É de uma clareza meridiana sua visão acerta dos juízes que “interpretam a lei imersos na confusão de atitude mental política com a atitude mental jurídica.

Critica o juiz que imagina interpretar a lei, mas na verdade faz política.  Suas críticas aos juízes são de uma atualidade cristalina.

Diz tudo ao afirmar:

“O juiz é o intérprete da vontade da lei, não o seu árbitro”.

Para Becker as pessoas não têm idade. Cita Pascal que aos 28 anos enfrentou Descartes. Propõe a fala, a conversa, o diálogo, o respeito. Nada mais atual do que o capitulo XV quando nos ensina sobre a Honestidade Intelectual. Lembrando Descartes, diz que a “multidão de teorias é uma desculpa para a preguiça intelectual. ”

Combate a desculpa. Contrapõe-se a ela, mostrando a sabedoria de um cego, a importância de bons livros, já que não é a quantidade deles que conta mais. Retoma a defesa da linguagem inteligível e clara.

Dá duríssimo combate ao fascínio pela “Kultur” germânica, estraçalhando a teoria jurídica tributária de Enno Becker (o tributarista alemão) que introduz os ditames da economia do partido nacional-socialista de Hitler para justificar a lei tributária da época.
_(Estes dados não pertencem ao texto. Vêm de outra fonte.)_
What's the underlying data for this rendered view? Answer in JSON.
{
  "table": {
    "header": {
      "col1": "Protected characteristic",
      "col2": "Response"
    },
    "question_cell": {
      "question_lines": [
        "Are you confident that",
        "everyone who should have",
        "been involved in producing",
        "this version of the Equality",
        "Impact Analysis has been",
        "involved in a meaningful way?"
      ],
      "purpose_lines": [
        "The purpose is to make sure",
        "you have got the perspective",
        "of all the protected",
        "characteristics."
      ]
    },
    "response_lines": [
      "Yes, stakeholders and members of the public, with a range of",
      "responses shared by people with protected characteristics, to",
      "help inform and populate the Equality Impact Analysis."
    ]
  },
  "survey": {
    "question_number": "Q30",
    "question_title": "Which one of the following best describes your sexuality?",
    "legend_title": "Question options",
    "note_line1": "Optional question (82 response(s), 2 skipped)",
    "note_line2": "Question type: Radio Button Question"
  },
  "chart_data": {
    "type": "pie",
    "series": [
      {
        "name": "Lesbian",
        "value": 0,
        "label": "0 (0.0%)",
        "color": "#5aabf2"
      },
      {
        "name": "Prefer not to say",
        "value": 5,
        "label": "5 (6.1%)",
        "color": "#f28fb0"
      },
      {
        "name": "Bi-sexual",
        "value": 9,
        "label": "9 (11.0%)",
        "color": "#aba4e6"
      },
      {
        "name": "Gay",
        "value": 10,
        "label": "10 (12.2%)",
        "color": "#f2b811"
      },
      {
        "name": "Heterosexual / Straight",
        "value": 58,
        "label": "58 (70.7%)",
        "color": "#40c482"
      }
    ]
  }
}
Becker mostra em seu “Carnaval Tributário” que foi um combatente de boas causas, iluminista, sincero, amigável, crítico e cordato, um estudioso do Direito Tributário sem tornar-se servo de sua aspereza e dureza, sem se deixar contaminar pela arrogância de certos doutos; o que lhe deu condições de largar este “Carnaval” de poucos e pensar mais nas pessoas de tanga ou náufragos, para buscar outras searas para ser mais e ter mais gosto pela vida.